Могло быть и хуже. Рана тянулась сверху вниз, узкая и не особенно глубокая. От удара мечом, к тому же скользящего. Довольно маленькая. Однако заканчивалась она очень нехорошо: кость была перебита у запястья, кисть безжизненно болталась. Перелом выглядел чистым, без осколков в ране, но мышцы были повреждены, а сломанная кость их просто изорвала. Еще немного, и руку уже нельзя было бы спасти.
Может быть, она сможет это сделать. Срочное лечение, молитвы, время и защита богов от лихорадки — и он не будет одноруким. Правда, только боги знают, сможет ли он владеть этой рукой полноценно.
Она заметила поблизости мужчину, нет, мальчика, хотя он был крупнее любого мужчины в стране Кемет: расширенные от любопытства глаза, ничем не занят.
— Лубки, — сказала она. — Бинты, нитка, иголки. Воды, и как можно горячей. Целебных трав, чтобы промыть рану.
Мальчик оказался послушным и быстро обернулся. Может быть, на него подействовала ее тень и блеск глаз.
Когда Мериамон сделала все, что было в ее силах, для раненого, она огляделась. Перед ней открывалась внутренность палатки. Крыша и столбы, боковины можно поднимать и опускать, когда нужно, — сейчас они опущены, ограничивая вид, запах и звук боли. Слишком много боли.
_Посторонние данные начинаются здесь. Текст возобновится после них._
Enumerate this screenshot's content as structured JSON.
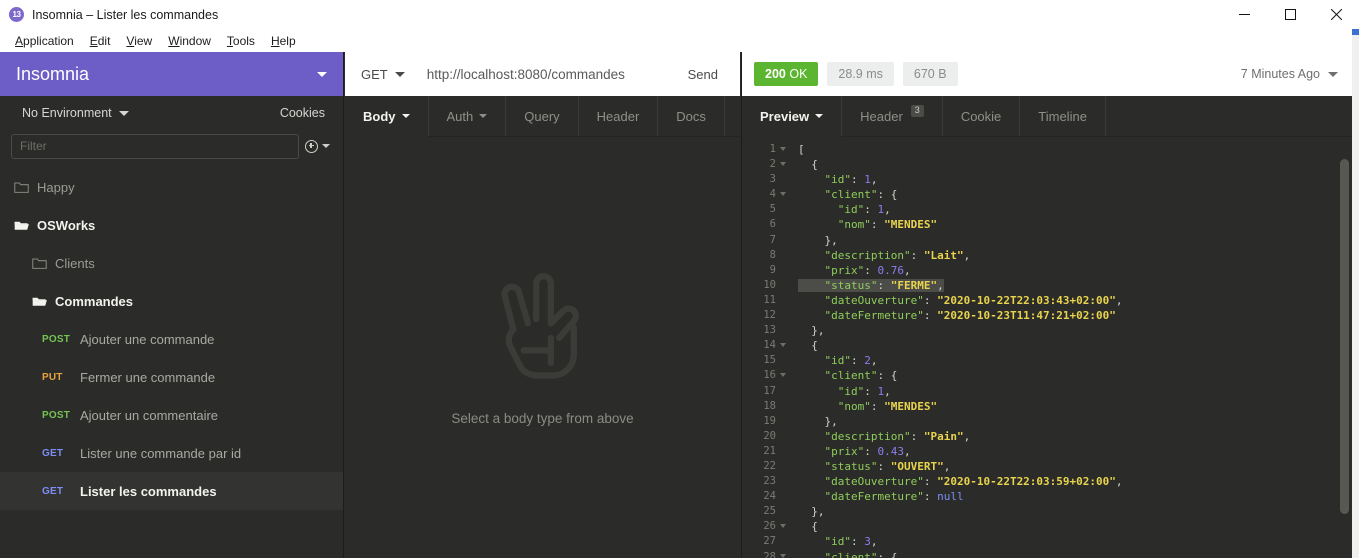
{
  "window": {
    "title": "Insomnia – Lister les commandes",
    "logo_text": "13",
    "controls": [
      {
        "name": "minimize",
        "label": "—"
      },
      {
        "name": "maximize",
        "label": "□"
      },
      {
        "name": "close",
        "label": "✕"
      }
    ]
  },
  "menubar": {
    "items": [
      {
        "mnemonic": "A",
        "rest": "pplication"
      },
      {
        "mnemonic": "E",
        "rest": "dit"
      },
      {
        "mnemonic": "V",
        "rest": "iew"
      },
      {
        "mnemonic": "W",
        "rest": "indow"
      },
      {
        "mnemonic": "T",
        "rest": "ools"
      },
      {
        "mnemonic": "H",
        "rest": "elp"
      }
    ]
  },
  "sidebar": {
    "workspace_name": "Insomnia",
    "environment_label": "No Environment",
    "cookies_label": "Cookies",
    "filter_placeholder": "Filter",
    "filter_value": "",
    "tree": [
      {
        "type": "folder",
        "label": "Happy",
        "open": false,
        "depth": 0,
        "selected": false
      },
      {
        "type": "folder",
        "label": "OSWorks",
        "open": true,
        "depth": 0,
        "selected": false
      },
      {
        "type": "folder",
        "label": "Clients",
        "open": false,
        "depth": 1,
        "selected": false
      },
      {
        "type": "folder",
        "label": "Commandes",
        "open": true,
        "depth": 1,
        "selected": false
      },
      {
        "type": "request",
        "method": "POST",
        "label": "Ajouter une commande",
        "depth": 2,
        "selected": false
      },
      {
        "type": "request",
        "method": "PUT",
        "label": "Fermer une commande",
        "depth": 2,
        "selected": false
      },
      {
        "type": "request",
        "method": "POST",
        "label": "Ajouter un commentaire",
        "depth": 2,
        "selected": false
      },
      {
        "type": "request",
        "method": "GET",
        "label": "Lister une commande par id",
        "depth": 2,
        "selected": false
      },
      {
        "type": "request",
        "method": "GET",
        "label": "Lister les commandes",
        "depth": 2,
        "selected": true
      }
    ]
  },
  "request": {
    "method": "GET",
    "url": "http://localhost:8080/commandes",
    "send_label": "Send",
    "tabs": [
      {
        "label": "Body",
        "active": true,
        "caret": true,
        "badge": null
      },
      {
        "label": "Auth",
        "active": false,
        "caret": true,
        "badge": null
      },
      {
        "label": "Query",
        "active": false,
        "caret": false,
        "badge": null
      },
      {
        "label": "Header",
        "active": false,
        "caret": false,
        "badge": null
      },
      {
        "label": "Docs",
        "active": false,
        "caret": false,
        "badge": null
      }
    ],
    "empty_body_text": "Select a body type from above"
  },
  "response": {
    "status_code": "200",
    "status_text": "OK",
    "time": "28.9 ms",
    "size": "670 B",
    "timeago": "7 Minutes Ago",
    "tabs": [
      {
        "label": "Preview",
        "active": true,
        "caret": true,
        "badge": null
      },
      {
        "label": "Header",
        "active": false,
        "caret": false,
        "badge": "3"
      },
      {
        "label": "Cookie",
        "active": false,
        "caret": false,
        "badge": null
      },
      {
        "label": "Timeline",
        "active": false,
        "caret": false,
        "badge": null
      }
    ],
    "body_lines": [
      {
        "n": 1,
        "fold": true,
        "indent": 0,
        "tokens": [
          {
            "t": "p",
            "v": "["
          }
        ]
      },
      {
        "n": 2,
        "fold": true,
        "indent": 1,
        "tokens": [
          {
            "t": "p",
            "v": "{"
          }
        ]
      },
      {
        "n": 3,
        "fold": false,
        "indent": 2,
        "tokens": [
          {
            "t": "k",
            "v": "\"id\""
          },
          {
            "t": "p",
            "v": ": "
          },
          {
            "t": "n",
            "v": "1"
          },
          {
            "t": "p",
            "v": ","
          }
        ]
      },
      {
        "n": 4,
        "fold": true,
        "indent": 2,
        "tokens": [
          {
            "t": "k",
            "v": "\"client\""
          },
          {
            "t": "p",
            "v": ": {"
          }
        ]
      },
      {
        "n": 5,
        "fold": false,
        "indent": 3,
        "tokens": [
          {
            "t": "k",
            "v": "\"id\""
          },
          {
            "t": "p",
            "v": ": "
          },
          {
            "t": "n",
            "v": "1"
          },
          {
            "t": "p",
            "v": ","
          }
        ]
      },
      {
        "n": 6,
        "fold": false,
        "indent": 3,
        "tokens": [
          {
            "t": "k",
            "v": "\"nom\""
          },
          {
            "t": "p",
            "v": ": "
          },
          {
            "t": "s",
            "v": "\"MENDES\""
          }
        ]
      },
      {
        "n": 7,
        "fold": false,
        "indent": 2,
        "tokens": [
          {
            "t": "p",
            "v": "},"
          }
        ]
      },
      {
        "n": 8,
        "fold": false,
        "indent": 2,
        "tokens": [
          {
            "t": "k",
            "v": "\"description\""
          },
          {
            "t": "p",
            "v": ": "
          },
          {
            "t": "s",
            "v": "\"Lait\""
          },
          {
            "t": "p",
            "v": ","
          }
        ]
      },
      {
        "n": 9,
        "fold": false,
        "indent": 2,
        "tokens": [
          {
            "t": "k",
            "v": "\"prix\""
          },
          {
            "t": "p",
            "v": ": "
          },
          {
            "t": "n",
            "v": "0.76"
          },
          {
            "t": "p",
            "v": ","
          }
        ]
      },
      {
        "n": 10,
        "fold": false,
        "indent": 2,
        "highlight": true,
        "tokens": [
          {
            "t": "k",
            "v": "\"status\""
          },
          {
            "t": "p",
            "v": ": "
          },
          {
            "t": "s",
            "v": "\"FERME\""
          },
          {
            "t": "p",
            "v": ","
          }
        ]
      },
      {
        "n": 11,
        "fold": false,
        "indent": 2,
        "tokens": [
          {
            "t": "k",
            "v": "\"dateOuverture\""
          },
          {
            "t": "p",
            "v": ": "
          },
          {
            "t": "s",
            "v": "\"2020-10-22T22:03:43+02:00\""
          },
          {
            "t": "p",
            "v": ","
          }
        ]
      },
      {
        "n": 12,
        "fold": false,
        "indent": 2,
        "tokens": [
          {
            "t": "k",
            "v": "\"dateFermeture\""
          },
          {
            "t": "p",
            "v": ": "
          },
          {
            "t": "s",
            "v": "\"2020-10-23T11:47:21+02:00\""
          }
        ]
      },
      {
        "n": 13,
        "fold": false,
        "indent": 1,
        "tokens": [
          {
            "t": "p",
            "v": "},"
          }
        ]
      },
      {
        "n": 14,
        "fold": true,
        "indent": 1,
        "tokens": [
          {
            "t": "p",
            "v": "{"
          }
        ]
      },
      {
        "n": 15,
        "fold": false,
        "indent": 2,
        "tokens": [
          {
            "t": "k",
            "v": "\"id\""
          },
          {
            "t": "p",
            "v": ": "
          },
          {
            "t": "n",
            "v": "2"
          },
          {
            "t": "p",
            "v": ","
          }
        ]
      },
      {
        "n": 16,
        "fold": true,
        "indent": 2,
        "tokens": [
          {
            "t": "k",
            "v": "\"client\""
          },
          {
            "t": "p",
            "v": ": {"
          }
        ]
      },
      {
        "n": 17,
        "fold": false,
        "indent": 3,
        "tokens": [
          {
            "t": "k",
            "v": "\"id\""
          },
          {
            "t": "p",
            "v": ": "
          },
          {
            "t": "n",
            "v": "1"
          },
          {
            "t": "p",
            "v": ","
          }
        ]
      },
      {
        "n": 18,
        "fold": false,
        "indent": 3,
        "tokens": [
          {
            "t": "k",
            "v": "\"nom\""
          },
          {
            "t": "p",
            "v": ": "
          },
          {
            "t": "s",
            "v": "\"MENDES\""
          }
        ]
      },
      {
        "n": 19,
        "fold": false,
        "indent": 2,
        "tokens": [
          {
            "t": "p",
            "v": "},"
          }
        ]
      },
      {
        "n": 20,
        "fold": false,
        "indent": 2,
        "tokens": [
          {
            "t": "k",
            "v": "\"description\""
          },
          {
            "t": "p",
            "v": ": "
          },
          {
            "t": "s",
            "v": "\"Pain\""
          },
          {
            "t": "p",
            "v": ","
          }
        ]
      },
      {
        "n": 21,
        "fold": false,
        "indent": 2,
        "tokens": [
          {
            "t": "k",
            "v": "\"prix\""
          },
          {
            "t": "p",
            "v": ": "
          },
          {
            "t": "n",
            "v": "0.43"
          },
          {
            "t": "p",
            "v": ","
          }
        ]
      },
      {
        "n": 22,
        "fold": false,
        "indent": 2,
        "tokens": [
          {
            "t": "k",
            "v": "\"status\""
          },
          {
            "t": "p",
            "v": ": "
          },
          {
            "t": "s",
            "v": "\"OUVERT\""
          },
          {
            "t": "p",
            "v": ","
          }
        ]
      },
      {
        "n": 23,
        "fold": false,
        "indent": 2,
        "tokens": [
          {
            "t": "k",
            "v": "\"dateOuverture\""
          },
          {
            "t": "p",
            "v": ": "
          },
          {
            "t": "s",
            "v": "\"2020-10-22T22:03:59+02:00\""
          },
          {
            "t": "p",
            "v": ","
          }
        ]
      },
      {
        "n": 24,
        "fold": false,
        "indent": 2,
        "tokens": [
          {
            "t": "k",
            "v": "\"dateFermeture\""
          },
          {
            "t": "p",
            "v": ": "
          },
          {
            "t": "nl",
            "v": "null"
          }
        ]
      },
      {
        "n": 25,
        "fold": false,
        "indent": 1,
        "tokens": [
          {
            "t": "p",
            "v": "},"
          }
        ]
      },
      {
        "n": 26,
        "fold": true,
        "indent": 1,
        "tokens": [
          {
            "t": "p",
            "v": "{"
          }
        ]
      },
      {
        "n": 27,
        "fold": false,
        "indent": 2,
        "tokens": [
          {
            "t": "k",
            "v": "\"id\""
          },
          {
            "t": "p",
            "v": ": "
          },
          {
            "t": "n",
            "v": "3"
          },
          {
            "t": "p",
            "v": ","
          }
        ]
      },
      {
        "n": 28,
        "fold": true,
        "indent": 2,
        "tokens": [
          {
            "t": "k",
            "v": "\"client\""
          },
          {
            "t": "p",
            "v": ": {"
          }
        ]
      }
    ]
  },
  "colors": {
    "accent_purple": "#6d5dc6",
    "status_green": "#5cb531",
    "method_post": "#74c353",
    "method_put": "#e8a33d",
    "method_get": "#7d8ef5",
    "json_key": "#8fce5b",
    "json_string": "#e8d44d",
    "json_number": "#8a7ff0"
  }
}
Мериамон повернулась к ближайшему раненому, напрягла внимание, стараясь сосредоточиться на нем одном. Как ни мало знала она от жрецов-целителей, но знала все-таки много, больше, наверное, чем греческие врачи. Она могла сказать, где нужно наложить швы, что сломано и что повреждено, удастся ли спасти руку или ногу или придется отнять, как извлечь из раны стрелу. Раз или два люди пытались заговорить с ней. Наверное, они спрашивали, что делает эта женщина в палатке врачей. Она не отвечала. У них есть глаза, сами могут увидеть, что она делает.
Никто не вмешивался. Ее тень заботилась об этом.
Хлынула новая волна раненых — задержавшиеся на поле битвы, вернувшиеся из погони, те, кто получил раны и только теперь обратил на них внимание. Они принесли новость: враг отброшен, персидский лагерь захвачен, и царь победителей вступил в шатер Великого Царя персов.
— Захвачены и женщины Великого Царя, — сообщил человек, потерявший руку. Он отбросил свой щит, перетянул обрубок руки веревкой и продолжал сражаться, безумный, как все, кому кровь ударяет в голову. Теперь он был пьян — и от вина, и от шока; победа вскружила ему голову. Он оскалил зубы в улыбке; отличные зубы, заметила Мериамон. — Просто не верится! Они берут на войну своих жен. И любовниц. И всех своих рабов, и все свое отродье. И целую толпу евнухов.